Some reports have been published of collision cancers consisting of different histological types of lung cancer. , This type of collision tumor belongs to the second category mentioned by Foulds. In these cases, two collision cancers with the same disease but different histological types are present, a situation that is less of a therapeutic problem. A clinical problem occurs, for example, when the diseases are different, such as malignant lymphoma and a solid cancer, and treatment is prioritized for the more advanced tumor. As in our case, we prioritized the treatment of malignant lymphoma, but due to advancing lung cancer, surgery became necessary.

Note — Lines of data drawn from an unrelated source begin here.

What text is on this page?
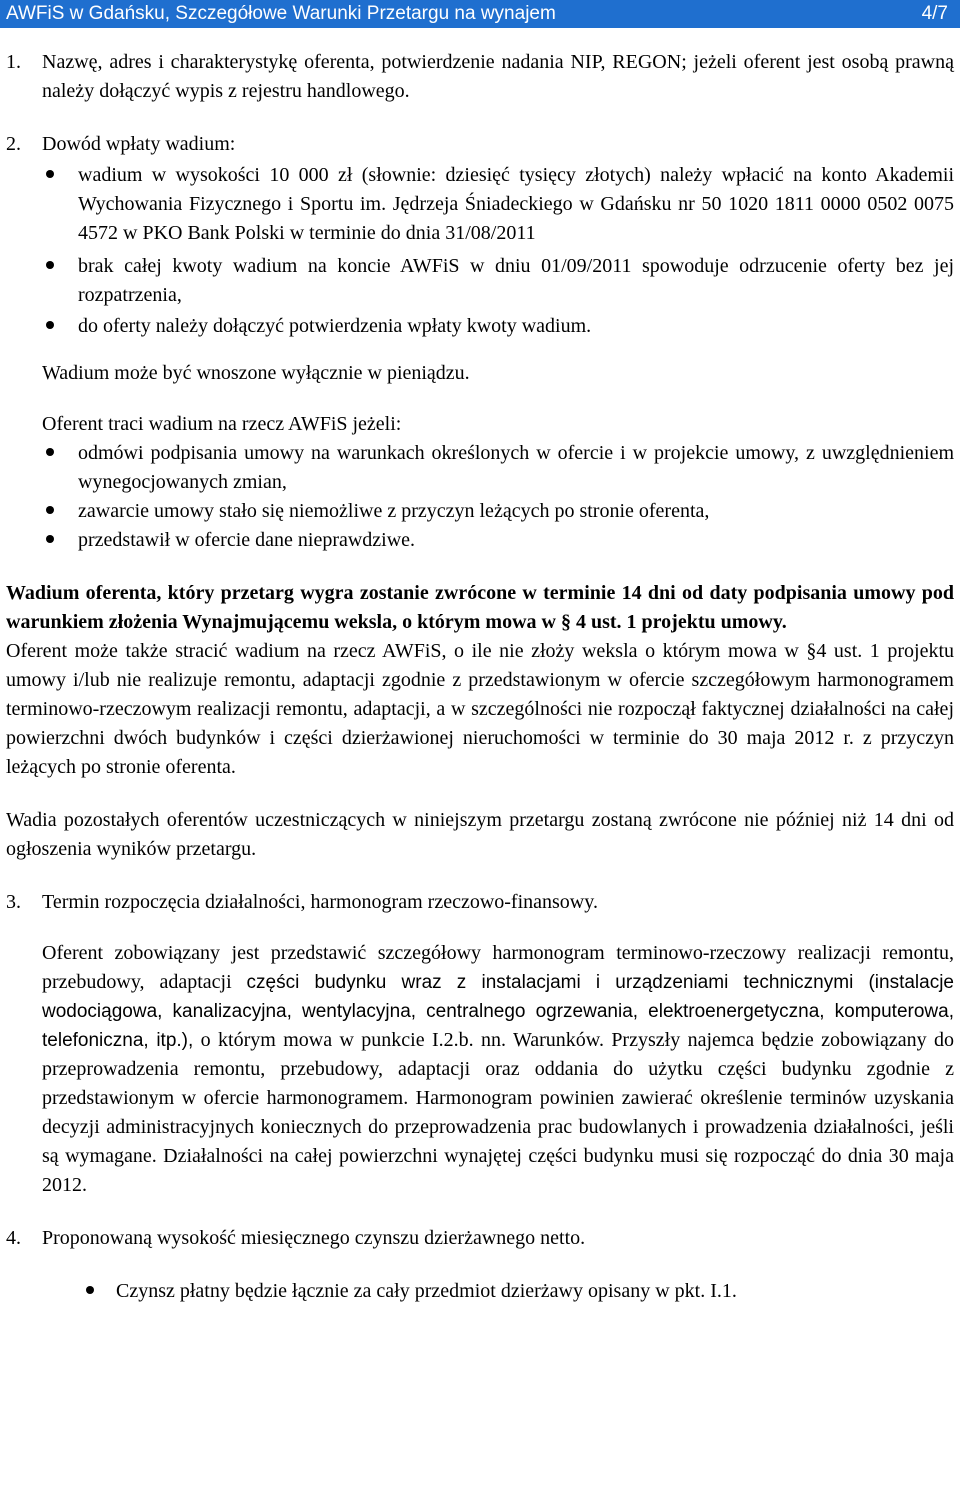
AWFiS w Gdańsku, Szczegółowe Warunki Przetargu na wynajem	4/7
1.	Nazwę, adres i charakterystykę oferenta, potwierdzenie nadania NIP, REGON; jeżeli oferent jest osobą prawną należy dołączyć wypis z rejestru handlowego.

2.	Dowód wpłaty wadium:

wadium w wysokości 10 000 zł (słownie: dziesięć tysięcy złotych) należy wpłacić na konto Akademii Wychowania Fizycznego i Sportu im. Jędrzeja Śniadeckiego w Gdańsku nr 50 1020 1811 0000 0502 0075 4572 w PKO Bank Polski w terminie do dnia 31/08/2011

brak całej kwoty wadium na koncie AWFiS w dniu 01/09/2011 spowoduje odrzucenie oferty bez jej rozpatrzenia,

do oferty należy dołączyć potwierdzenia wpłaty kwoty wadium.

Wadium może być wnoszone wyłącznie w pieniądzu.

Oferent traci wadium na rzecz AWFiS jeżeli:

odmówi podpisania umowy na warunkach określonych w ofercie i w projekcie umowy, z uwzględnieniem wynegocjowanych zmian,

zawarcie umowy stało się niemożliwe z przyczyn leżących po stronie oferenta,

przedstawił w ofercie dane nieprawdziwe.

Wadium oferenta, który przetarg wygra zostanie zwrócone w terminie 14 dni od daty podpisania umowy pod warunkiem złożenia Wynajmującemu weksla, o którym mowa w § 4 ust. 1 projektu umowy.

Oferent może także stracić wadium na rzecz AWFiS, o ile nie złoży weksla o którym mowa w §4 ust. 1 projektu umowy i/lub nie realizuje remontu, adaptacji zgodnie z przedstawionym w ofercie szczegółowym harmonogramem terminowo-rzeczowym realizacji remontu, adaptacji, a w szczególności nie rozpoczął faktycznej działalności na całej powierzchni dwóch budynków i części dzierżawionej nieruchomości w terminie do 30 maja 2012 r. z przyczyn leżących po stronie oferenta.

Wadia pozostałych oferentów uczestniczących w niniejszym przetargu zostaną zwrócone nie później niż 14 dni od ogłoszenia wyników przetargu.

3.	Termin rozpoczęcia działalności, harmonogram rzeczowo-finansowy.

Oferent zobowiązany jest przedstawić szczegółowy harmonogram terminowo-rzeczowy realizacji remontu, przebudowy, adaptacji części budynku wraz z instalacjami i urządzeniami technicznymi (instalacje wodociągowa, kanalizacyjna, wentylacyjna, centralnego ogrzewania, elektroenergetyczna, komputerowa, telefoniczna, itp.), o którym mowa w punkcie I.2.b. nn. Warunków. Przyszły najemca będzie zobowiązany do przeprowadzenia remontu, przebudowy, adaptacji oraz oddania do użytku części budynku zgodnie z przedstawionym w ofercie harmonogramem. Harmonogram powinien zawierać określenie terminów uzyskania decyzji administracyjnych koniecznych do przeprowadzenia prac budowlanych i prowadzenia działalności, jeśli są wymagane. Działalności na całej powierzchni wynajętej części budynku musi się rozpocząć do dnia 30 maja 2012.

4.	Proponowaną wysokość miesięcznego czynszu dzierżawnego netto.

Czynsz płatny będzie łącznie za cały przedmiot dzierżawy opisany w pkt. I.1.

Regarding treatment options, if we prioritized surgery for lung cancer, the physical invasiveness of the surgery may exacerbate malignant lymphoma and cause the condition to become un‐controllable. Therefore, chemotherapy was able to prioritize in this case. By prioritizing R‐CHOP, malignant lymphoma was controlled and effective. We believe that the treatment choice was very appropriate as we could continue R‐CHOP treatment after surgery for lung cancer.

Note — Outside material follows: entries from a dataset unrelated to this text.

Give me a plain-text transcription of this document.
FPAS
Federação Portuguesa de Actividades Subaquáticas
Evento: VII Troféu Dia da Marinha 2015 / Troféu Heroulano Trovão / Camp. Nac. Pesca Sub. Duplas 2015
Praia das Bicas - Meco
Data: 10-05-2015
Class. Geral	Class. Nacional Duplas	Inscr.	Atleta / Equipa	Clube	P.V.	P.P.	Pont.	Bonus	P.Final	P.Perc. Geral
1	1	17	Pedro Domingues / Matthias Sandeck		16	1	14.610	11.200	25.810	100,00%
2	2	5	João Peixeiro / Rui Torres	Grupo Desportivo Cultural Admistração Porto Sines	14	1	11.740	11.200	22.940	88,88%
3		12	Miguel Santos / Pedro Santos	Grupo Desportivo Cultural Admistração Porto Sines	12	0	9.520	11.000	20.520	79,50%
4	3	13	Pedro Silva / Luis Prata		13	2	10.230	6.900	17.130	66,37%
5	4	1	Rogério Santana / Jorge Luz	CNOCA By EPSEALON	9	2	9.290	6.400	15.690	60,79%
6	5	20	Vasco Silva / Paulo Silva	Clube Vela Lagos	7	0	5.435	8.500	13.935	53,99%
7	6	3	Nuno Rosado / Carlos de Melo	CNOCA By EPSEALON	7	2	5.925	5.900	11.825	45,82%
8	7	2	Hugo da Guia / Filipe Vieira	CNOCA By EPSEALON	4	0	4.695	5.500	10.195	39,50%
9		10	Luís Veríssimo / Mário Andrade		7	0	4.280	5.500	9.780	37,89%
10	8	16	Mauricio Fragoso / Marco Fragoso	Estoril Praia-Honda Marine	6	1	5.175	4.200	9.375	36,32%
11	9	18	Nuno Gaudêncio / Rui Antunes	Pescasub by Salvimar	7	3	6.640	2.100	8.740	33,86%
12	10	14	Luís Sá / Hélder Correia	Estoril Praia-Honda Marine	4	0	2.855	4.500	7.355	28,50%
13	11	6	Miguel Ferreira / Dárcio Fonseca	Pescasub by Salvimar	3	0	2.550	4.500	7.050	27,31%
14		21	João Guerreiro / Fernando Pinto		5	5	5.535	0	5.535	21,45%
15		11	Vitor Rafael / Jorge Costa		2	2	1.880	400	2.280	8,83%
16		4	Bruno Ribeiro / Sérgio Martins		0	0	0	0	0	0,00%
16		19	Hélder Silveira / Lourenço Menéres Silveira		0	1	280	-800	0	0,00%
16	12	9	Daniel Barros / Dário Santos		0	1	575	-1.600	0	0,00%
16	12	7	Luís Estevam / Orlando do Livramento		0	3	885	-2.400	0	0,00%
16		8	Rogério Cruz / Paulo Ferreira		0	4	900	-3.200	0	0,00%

The collision tumor is a special type of double tumor. The rate of complications with other malignancies in patients with diffuse large B‐cell lymphoma is 15.2%. Therefore, in the case of advanced‐stage malignant lymphoma, physicians must consider which treatment should be prioritized according to the degree of progression of coexisting solid tumors.

CONCLUSION

We experienced a case in which squamous cell carcinoma of the lung and malignant lymphoma were mixed in the same lesion. Chemotherapy was performed, but lung cancer worsened, and surgery was required. Following surgery, chemotherapy was continued. Three cases of collision tumors consisting of malignant lymphoma and primary lung cancer were reported, and this case is the fourth rare case in the world to our knowledge.

AUTHOR CONTRIBUTIONS

M Sasaki, K Sakon, and T Ikeda are the attending physicians for this case. M Sasaki is responsible for the concept and design of this report, and everything. The co‐authors contributed to the acquisition and interpretation of the reference. M Sasaki drafted the report and other co‐authors revised it. All authors approved the publication of the manuscript and agree to take responsibility. All authors reviewed, edited, and agreed on the final draft of the manuscript.

CONFLICT OF INTEREST

The authors have stated that they have no conflicts of interest.

ETHICAL APPROVAL

The patient siblings provide written informed consent for publication of this case report and any other images. We conducted the present study following the World Medical Association Declaration of Helsinki.

CONSENT

The patient's siblings provided written informed consent for publication of this case report and any other images. The present study was conducted in accordance with the World Medical Association Declaration of Helsinki.